Most important is the deterrent effect on countries like Nigeria, whose economic development has been held back for decades by massive corruption.

James Ibori, governor of Nigeria’s oil-producing Delta State until 2007, was jailed for 13 years in 2012 after pleading guilty to 10 counts of fraud and money laundering worth $79 million, in one of the UK’s biggest embezzlement cases.

Ibori is the most senior Nigerian politician to be held to account for corruption.

In contrast Diepreye Alamieyeseigha, ex-governor of oil-producing Bayelsa state, was sentenced to two years’ jail in Nigeria in 2007 for corruption and money laundering but served just days of his sentence after spending nearly two years in detention awaiting trial.

He received a pardon from President Goodluck Jonathan earlier this year, which means he can re-enter politics. Anti-graft activists condemned his short jail sentence and pardon as inadequate, given his theft of millions of dollars of public money.
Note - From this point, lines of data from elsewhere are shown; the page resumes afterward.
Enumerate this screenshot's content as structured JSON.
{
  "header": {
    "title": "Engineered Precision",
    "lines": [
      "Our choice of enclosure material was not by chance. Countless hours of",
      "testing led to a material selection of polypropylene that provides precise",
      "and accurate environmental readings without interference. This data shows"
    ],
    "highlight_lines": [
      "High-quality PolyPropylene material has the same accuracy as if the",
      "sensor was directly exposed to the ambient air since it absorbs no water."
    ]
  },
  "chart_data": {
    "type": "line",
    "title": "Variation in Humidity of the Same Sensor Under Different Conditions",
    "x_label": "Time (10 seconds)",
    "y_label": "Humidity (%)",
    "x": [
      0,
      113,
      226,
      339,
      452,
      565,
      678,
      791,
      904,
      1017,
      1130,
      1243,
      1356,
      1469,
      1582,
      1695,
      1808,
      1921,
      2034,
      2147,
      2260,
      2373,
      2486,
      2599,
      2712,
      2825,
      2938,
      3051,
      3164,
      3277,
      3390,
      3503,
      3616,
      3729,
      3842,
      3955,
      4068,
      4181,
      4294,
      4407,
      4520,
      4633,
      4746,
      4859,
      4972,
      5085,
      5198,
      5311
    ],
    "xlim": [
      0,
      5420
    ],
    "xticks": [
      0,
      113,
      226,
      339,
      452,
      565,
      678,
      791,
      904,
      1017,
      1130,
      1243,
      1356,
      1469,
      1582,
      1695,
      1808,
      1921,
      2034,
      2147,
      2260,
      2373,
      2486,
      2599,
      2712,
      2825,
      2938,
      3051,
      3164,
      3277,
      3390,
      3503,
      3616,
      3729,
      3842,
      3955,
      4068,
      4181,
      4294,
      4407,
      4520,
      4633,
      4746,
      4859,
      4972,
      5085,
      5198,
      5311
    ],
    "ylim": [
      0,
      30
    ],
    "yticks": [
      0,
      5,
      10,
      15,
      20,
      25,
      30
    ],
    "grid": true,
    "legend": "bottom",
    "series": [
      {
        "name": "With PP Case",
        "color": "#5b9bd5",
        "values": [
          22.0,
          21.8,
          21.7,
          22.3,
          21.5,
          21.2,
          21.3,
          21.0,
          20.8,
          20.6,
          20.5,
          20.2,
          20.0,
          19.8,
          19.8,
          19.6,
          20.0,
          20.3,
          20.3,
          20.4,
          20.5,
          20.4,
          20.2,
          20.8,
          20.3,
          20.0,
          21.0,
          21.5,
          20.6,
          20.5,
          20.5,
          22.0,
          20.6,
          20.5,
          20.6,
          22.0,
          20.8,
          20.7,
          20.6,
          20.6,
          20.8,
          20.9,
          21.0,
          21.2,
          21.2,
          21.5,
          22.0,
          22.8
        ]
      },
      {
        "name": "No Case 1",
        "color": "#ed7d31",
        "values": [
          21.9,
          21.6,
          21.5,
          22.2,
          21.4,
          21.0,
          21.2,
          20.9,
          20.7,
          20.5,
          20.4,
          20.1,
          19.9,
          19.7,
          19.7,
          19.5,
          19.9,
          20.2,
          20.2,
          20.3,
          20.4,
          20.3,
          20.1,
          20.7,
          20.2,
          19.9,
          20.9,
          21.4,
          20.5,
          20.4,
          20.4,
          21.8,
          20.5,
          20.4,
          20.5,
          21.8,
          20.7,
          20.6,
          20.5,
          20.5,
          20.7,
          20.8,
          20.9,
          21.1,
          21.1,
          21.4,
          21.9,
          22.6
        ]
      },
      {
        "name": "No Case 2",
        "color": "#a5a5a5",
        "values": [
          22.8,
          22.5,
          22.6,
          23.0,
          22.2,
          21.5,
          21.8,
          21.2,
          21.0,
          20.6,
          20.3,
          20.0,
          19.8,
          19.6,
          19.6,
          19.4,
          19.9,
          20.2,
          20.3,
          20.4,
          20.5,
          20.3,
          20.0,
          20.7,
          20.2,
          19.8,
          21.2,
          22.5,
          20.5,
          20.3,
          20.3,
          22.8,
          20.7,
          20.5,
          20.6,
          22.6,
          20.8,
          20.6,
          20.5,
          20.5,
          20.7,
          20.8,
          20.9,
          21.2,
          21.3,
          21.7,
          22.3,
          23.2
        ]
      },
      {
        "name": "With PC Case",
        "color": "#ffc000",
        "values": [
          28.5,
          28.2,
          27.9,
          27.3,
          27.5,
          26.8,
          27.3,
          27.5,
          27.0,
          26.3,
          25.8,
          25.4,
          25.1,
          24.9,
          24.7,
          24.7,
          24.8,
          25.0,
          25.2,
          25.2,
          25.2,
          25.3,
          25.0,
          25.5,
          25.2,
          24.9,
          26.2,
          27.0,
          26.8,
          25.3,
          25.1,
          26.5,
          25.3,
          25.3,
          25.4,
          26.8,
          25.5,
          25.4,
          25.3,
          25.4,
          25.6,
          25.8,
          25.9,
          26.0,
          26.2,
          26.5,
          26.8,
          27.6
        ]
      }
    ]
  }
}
The two cases, however, do appear to have deterred other officials. “A senior investigative officer in Nigeria stated that ‘there was an 80 percent drop in Nigerian assets going to the UK after the cases of the governors’,” U4 said in a report.

Some activists say that money spent in donor countries on fighting corruption should not be taken from the aid budget.

“It’s not something you do as aid. It’s something you do because it’s your responsibility as a government,” said Tove Maria Ryding, an analyst with the European Network on Debt and Development, an advocacy group.

“It’s a political problem, when we start calling it ‘aid to Africa’ when we take action against the individuals that are illegally taking money out of Africa.”